Sono rientrati in Italia, sbarcati alle 5.50 di domenica mattina a Malpensa da un volo proveniente da Addis Abeba, con febbre, vomito e diarrea. Così, per due cooperanti italiani è scatto subito il protocollo del ministero della Salute sul virus Ebola. Ora sono ricoverati all'ospedale Sacco di Milano, specializzato in malattie infettive, e ieri sera sono arrivati i risultati dei test: i pazienti sono negativi all'Ebola. Hanno invece contratto lo Shigella, un tipo comune di batterio.
L’alert
L’alert era scattato all’alba di due giorni fa a Lurate Caccivio e Bulgarograsso, nel Comasco, per due persone giunte nei due Comuni.

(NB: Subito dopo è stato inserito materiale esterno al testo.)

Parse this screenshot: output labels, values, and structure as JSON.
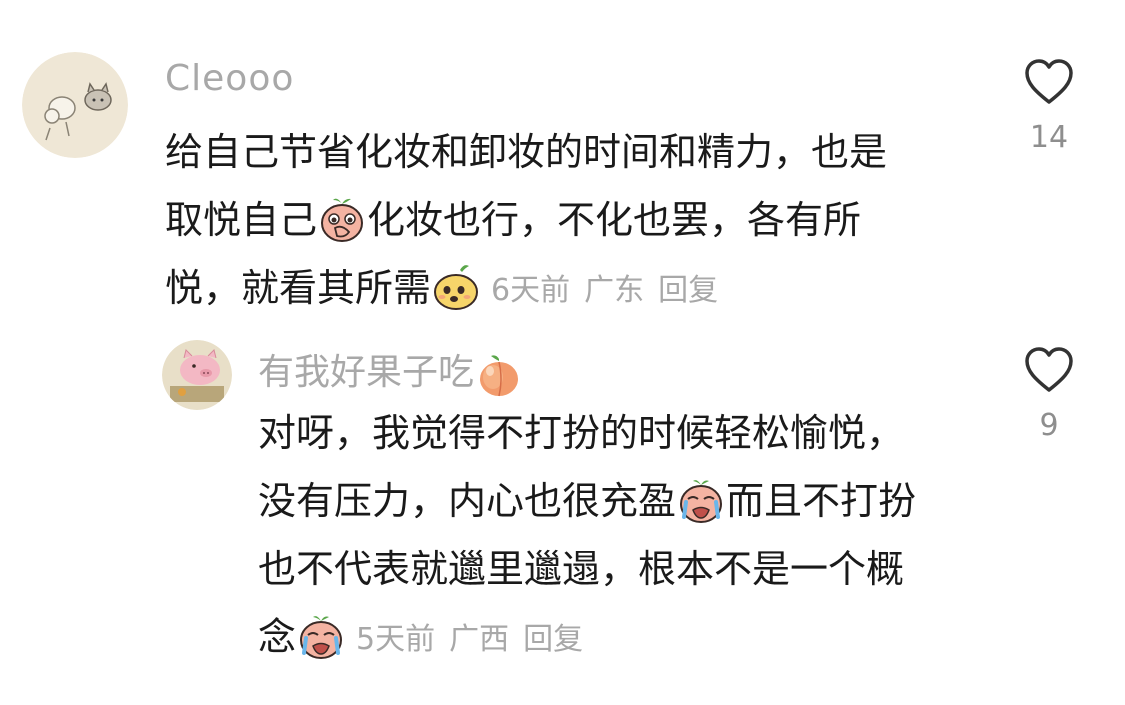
{
  "comments": [
    {
      "username": "Cleooo",
      "lines": [
        {
          "before": "给自己节省化妆和卸妆的时间和精力，也是",
          "after": ""
        },
        {
          "before": "取悦自己",
          "emoji": "peach-covering-mouth",
          "after": "化妆也行，不化也罢，各有所"
        },
        {
          "before": "悦，就看其所需",
          "emoji": "yellow-smile-face",
          "after": ""
        }
      ],
      "time": "6天前",
      "location": "广东",
      "reply": "回复",
      "likes": "14"
    },
    {
      "username": "有我好果子吃",
      "username_emoji": "peach",
      "lines": [
        {
          "before": "对呀，我觉得不打扮的时候轻松愉悦，",
          "after": ""
        },
        {
          "before": "没有压力，内心也很充盈",
          "emoji": "peach-crying",
          "after": "而且不打扮"
        },
        {
          "before": "也不代表就邋里邋遢，根本不是一个概",
          "after": ""
        },
        {
          "before": "念",
          "emoji": "peach-crying",
          "after": ""
        }
      ],
      "time": "5天前",
      "location": "广西",
      "reply": "回复",
      "likes": "9"
    }
  ],
  "colors": {
    "text": "#1a1a1a",
    "secondary": "#a8a8a8",
    "heart_outline": "#333333"
  }
}
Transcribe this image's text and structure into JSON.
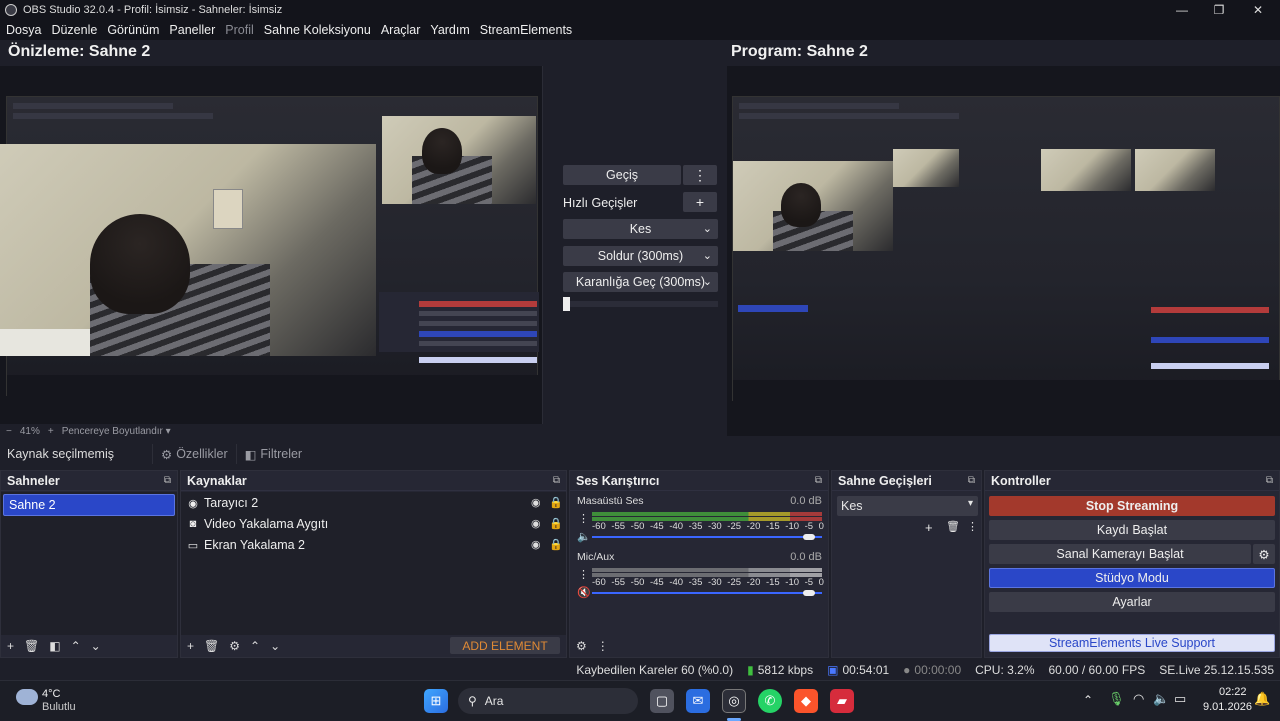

Si tratta di un uomo di 31 anni e di una donna di 33 anni, con diversi sintomi preoccupanti.Gli altri componenti del gruppo che si trovava in Uganda e alcuni contatti familiari sono stati posti in isolamento domiciliare fiduciario e vengono monitorati dalle autorità sanitarie, in totale sette persone. I cooperanti erano tornati in Italia dall'Uganda dopo una permanenza di tre mesi in una zona al confine tra Ruanda e Repubblica democratica del Congo, dove è alto il rischio di contagio.